Figure 8 Representative direct fluorescence images of hepatic sections of chimeric animals after transplantation. Liver samples of chimeric animals after transplantation of green fluorescent protein (GFP)+ bone marrow- mononuclear cell, chimeric animals that received saline (Saline 30 d) and chimeric animals that received CCl₄ (CCl₄ 30 d). In panel A (Salina 30 d), the GFP channel shows the presence of green fluorescence; in the 4, 6-diamino-2-phenylindole panel, nuclei are stained blue in the same field above; the merge panel superposes the two images, where GFP+ cells (arrows) can be seen distributed in major hepatic parenchyma and with fusiform morphology. In panel B (CCl₄ 30 d), GFP+ cells can be seen with greater distribution in the hepatic parenchyma, some fusiform morphology (white arrows) and others with rounded morphology. DAPI: 4,6-diamino-2-phenyl indole.
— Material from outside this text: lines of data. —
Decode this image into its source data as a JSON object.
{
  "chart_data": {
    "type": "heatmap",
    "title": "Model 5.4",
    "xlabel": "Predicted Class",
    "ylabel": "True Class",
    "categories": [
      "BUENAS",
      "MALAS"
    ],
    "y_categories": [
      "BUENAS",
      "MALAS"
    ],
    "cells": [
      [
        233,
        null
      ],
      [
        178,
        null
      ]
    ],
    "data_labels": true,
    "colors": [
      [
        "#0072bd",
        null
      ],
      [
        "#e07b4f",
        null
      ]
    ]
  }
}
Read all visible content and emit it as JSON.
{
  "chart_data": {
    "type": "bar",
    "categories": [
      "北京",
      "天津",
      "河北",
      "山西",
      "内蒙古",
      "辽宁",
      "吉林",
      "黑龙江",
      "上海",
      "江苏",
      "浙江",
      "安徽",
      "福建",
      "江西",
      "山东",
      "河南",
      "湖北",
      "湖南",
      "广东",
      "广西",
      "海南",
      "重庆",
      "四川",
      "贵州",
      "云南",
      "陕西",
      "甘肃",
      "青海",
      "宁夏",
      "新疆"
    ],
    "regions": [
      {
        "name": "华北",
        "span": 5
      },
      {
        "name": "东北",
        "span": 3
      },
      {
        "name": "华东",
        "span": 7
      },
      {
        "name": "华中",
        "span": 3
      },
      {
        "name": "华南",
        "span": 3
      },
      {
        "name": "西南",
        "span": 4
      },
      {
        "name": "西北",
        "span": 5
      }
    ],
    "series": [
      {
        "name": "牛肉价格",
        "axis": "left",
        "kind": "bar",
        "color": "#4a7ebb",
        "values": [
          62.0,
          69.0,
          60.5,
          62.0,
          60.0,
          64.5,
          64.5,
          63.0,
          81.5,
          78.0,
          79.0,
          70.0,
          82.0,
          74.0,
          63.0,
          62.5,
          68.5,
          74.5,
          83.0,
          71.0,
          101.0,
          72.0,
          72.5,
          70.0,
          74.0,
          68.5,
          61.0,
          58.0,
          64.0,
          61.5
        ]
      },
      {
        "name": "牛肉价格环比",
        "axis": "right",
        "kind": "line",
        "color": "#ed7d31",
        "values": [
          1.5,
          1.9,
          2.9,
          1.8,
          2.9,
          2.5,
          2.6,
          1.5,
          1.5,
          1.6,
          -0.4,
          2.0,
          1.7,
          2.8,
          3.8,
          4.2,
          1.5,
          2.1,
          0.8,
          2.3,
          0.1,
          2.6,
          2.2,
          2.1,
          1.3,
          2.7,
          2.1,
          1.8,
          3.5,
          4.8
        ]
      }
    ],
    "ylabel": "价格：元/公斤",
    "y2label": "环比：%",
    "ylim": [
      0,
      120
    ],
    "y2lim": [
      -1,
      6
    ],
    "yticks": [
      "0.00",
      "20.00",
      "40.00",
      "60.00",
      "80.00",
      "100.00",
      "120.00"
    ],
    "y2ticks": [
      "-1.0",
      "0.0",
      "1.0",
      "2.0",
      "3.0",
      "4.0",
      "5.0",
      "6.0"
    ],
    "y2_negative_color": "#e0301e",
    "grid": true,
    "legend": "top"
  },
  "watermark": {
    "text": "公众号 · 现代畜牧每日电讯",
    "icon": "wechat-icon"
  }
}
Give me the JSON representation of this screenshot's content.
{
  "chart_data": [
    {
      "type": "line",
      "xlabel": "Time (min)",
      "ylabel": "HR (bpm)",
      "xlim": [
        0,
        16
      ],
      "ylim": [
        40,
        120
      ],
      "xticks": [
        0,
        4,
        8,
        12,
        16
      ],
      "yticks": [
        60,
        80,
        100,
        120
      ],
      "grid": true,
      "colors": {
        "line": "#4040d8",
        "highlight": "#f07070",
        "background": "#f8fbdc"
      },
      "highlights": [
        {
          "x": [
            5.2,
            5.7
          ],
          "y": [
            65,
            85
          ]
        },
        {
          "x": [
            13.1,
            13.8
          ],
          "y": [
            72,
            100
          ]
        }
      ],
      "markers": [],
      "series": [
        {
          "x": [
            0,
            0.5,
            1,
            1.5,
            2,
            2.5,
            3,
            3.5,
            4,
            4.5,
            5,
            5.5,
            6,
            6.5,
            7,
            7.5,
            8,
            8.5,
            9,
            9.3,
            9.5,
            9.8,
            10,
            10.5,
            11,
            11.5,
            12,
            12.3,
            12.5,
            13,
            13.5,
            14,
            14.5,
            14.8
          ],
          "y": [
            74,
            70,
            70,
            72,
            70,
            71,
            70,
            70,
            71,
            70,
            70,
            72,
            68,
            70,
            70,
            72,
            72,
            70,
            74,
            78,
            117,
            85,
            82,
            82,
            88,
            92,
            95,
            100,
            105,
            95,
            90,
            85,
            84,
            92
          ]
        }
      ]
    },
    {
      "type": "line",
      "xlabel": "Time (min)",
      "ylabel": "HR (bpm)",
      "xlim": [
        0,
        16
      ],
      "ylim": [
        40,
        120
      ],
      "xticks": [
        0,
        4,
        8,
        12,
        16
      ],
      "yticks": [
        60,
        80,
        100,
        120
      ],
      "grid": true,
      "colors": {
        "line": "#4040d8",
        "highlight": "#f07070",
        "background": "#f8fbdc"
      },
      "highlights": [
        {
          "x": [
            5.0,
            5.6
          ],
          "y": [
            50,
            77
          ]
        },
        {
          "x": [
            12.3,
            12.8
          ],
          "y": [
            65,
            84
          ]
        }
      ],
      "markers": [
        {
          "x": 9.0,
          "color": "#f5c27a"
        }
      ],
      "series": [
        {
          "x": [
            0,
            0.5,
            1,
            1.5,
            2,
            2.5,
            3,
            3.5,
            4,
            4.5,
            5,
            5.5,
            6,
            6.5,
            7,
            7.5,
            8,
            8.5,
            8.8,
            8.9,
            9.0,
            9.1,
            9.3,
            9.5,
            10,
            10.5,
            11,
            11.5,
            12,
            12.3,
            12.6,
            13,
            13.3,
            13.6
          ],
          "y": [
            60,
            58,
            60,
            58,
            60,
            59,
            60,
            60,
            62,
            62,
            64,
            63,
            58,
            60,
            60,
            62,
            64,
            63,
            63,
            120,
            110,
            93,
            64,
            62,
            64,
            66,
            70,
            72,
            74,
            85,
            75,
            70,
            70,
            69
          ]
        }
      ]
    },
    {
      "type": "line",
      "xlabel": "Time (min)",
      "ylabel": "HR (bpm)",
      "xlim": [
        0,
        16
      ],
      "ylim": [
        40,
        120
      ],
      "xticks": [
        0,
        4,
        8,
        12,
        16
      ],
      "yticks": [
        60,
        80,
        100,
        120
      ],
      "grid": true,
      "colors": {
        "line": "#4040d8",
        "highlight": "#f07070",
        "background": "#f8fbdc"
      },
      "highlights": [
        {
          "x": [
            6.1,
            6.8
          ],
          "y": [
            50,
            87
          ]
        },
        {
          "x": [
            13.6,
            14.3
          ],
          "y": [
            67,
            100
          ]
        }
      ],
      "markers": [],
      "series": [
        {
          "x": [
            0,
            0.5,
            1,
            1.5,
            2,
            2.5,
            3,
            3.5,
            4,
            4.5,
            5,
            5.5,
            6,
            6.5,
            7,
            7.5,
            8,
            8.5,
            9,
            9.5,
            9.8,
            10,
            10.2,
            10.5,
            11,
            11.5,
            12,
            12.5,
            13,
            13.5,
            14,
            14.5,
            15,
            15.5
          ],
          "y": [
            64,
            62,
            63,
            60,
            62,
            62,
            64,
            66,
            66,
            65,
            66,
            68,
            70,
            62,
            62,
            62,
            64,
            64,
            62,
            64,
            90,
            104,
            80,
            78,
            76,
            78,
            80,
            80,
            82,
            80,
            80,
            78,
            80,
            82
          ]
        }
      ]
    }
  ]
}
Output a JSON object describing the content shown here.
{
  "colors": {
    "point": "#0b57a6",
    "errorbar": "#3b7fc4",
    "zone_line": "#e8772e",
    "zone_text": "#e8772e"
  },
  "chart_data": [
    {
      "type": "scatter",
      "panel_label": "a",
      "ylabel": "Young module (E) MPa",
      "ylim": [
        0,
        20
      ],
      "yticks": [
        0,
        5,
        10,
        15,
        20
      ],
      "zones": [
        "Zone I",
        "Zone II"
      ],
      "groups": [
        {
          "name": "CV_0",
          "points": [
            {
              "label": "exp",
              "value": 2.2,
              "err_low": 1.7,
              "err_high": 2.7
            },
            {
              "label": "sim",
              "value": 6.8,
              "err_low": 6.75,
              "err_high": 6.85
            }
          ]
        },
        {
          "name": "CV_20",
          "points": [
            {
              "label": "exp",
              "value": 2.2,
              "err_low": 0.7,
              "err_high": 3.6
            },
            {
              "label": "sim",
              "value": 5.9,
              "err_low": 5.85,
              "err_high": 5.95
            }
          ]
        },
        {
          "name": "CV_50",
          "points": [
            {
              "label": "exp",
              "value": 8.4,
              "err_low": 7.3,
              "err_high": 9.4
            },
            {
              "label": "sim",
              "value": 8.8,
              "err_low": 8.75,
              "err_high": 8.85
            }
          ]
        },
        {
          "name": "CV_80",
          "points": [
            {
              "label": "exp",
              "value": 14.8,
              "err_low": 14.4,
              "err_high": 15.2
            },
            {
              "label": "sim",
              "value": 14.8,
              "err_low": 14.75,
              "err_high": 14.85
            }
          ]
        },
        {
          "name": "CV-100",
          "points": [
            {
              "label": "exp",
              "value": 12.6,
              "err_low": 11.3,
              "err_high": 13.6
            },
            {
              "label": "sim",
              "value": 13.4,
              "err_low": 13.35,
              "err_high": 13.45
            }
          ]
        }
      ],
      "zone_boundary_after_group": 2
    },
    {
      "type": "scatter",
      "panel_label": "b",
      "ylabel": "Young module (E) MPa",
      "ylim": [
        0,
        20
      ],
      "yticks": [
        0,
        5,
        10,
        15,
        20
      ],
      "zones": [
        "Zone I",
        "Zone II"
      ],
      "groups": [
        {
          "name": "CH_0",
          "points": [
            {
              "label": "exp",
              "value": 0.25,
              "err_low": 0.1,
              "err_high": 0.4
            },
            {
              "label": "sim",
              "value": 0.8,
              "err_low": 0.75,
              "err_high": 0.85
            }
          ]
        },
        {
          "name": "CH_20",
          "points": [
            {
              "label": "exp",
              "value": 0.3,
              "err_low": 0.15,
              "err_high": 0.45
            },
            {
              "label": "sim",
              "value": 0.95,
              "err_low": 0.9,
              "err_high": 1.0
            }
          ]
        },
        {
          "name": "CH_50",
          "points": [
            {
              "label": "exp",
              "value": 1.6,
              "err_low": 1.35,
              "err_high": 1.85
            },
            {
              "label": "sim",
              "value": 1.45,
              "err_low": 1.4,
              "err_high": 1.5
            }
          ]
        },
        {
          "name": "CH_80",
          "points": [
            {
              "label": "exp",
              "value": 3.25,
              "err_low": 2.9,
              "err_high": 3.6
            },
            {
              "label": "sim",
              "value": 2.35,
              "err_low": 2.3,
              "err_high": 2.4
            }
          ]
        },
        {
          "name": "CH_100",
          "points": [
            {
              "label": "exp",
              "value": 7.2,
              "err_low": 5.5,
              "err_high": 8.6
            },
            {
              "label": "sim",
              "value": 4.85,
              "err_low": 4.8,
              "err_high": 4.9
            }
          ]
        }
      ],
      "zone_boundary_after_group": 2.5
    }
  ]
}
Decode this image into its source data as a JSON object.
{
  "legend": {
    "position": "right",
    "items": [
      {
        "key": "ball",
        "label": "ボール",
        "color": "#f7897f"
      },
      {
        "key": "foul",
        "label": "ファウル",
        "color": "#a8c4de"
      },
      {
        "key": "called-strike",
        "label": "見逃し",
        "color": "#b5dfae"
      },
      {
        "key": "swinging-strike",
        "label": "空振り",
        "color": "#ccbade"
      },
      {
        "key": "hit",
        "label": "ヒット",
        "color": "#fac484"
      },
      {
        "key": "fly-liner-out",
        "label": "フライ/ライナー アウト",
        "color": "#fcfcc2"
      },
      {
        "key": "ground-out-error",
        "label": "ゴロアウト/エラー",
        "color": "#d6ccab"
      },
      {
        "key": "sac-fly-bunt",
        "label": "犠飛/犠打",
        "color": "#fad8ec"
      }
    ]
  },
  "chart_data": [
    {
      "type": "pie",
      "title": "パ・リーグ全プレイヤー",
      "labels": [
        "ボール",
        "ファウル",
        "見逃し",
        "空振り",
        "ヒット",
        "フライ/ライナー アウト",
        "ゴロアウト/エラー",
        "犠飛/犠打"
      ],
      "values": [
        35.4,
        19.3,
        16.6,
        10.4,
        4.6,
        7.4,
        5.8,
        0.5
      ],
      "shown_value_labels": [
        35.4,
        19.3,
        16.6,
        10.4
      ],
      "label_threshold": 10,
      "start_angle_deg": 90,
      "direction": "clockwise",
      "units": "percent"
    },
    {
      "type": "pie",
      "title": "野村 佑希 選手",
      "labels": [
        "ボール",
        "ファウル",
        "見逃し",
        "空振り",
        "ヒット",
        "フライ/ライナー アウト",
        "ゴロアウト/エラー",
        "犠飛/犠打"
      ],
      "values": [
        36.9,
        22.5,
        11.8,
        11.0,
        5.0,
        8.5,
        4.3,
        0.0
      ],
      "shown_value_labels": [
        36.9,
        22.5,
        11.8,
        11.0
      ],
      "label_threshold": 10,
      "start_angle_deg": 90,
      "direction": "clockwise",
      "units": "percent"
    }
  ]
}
Figure 9 Immunostaining analysis of α-smooth muscle actin in liver samples from chimeric animals by confocal microscopy. A: α-smooth muscle actin (α-SMA)+ cells in the perivascular region were observed where green fluorescent protein (GFP)+ cells could also be seen, but the two cell types do not co-localize, as can be seen by the orientation of the red and green bars; B: An increase in reactivity against α-SMA around the perivascular region was observed, also with augmentation of GFP+ cells, but again these cell types do not co-localize. In both images the nuclei were stained with TO-PRO3 (blue).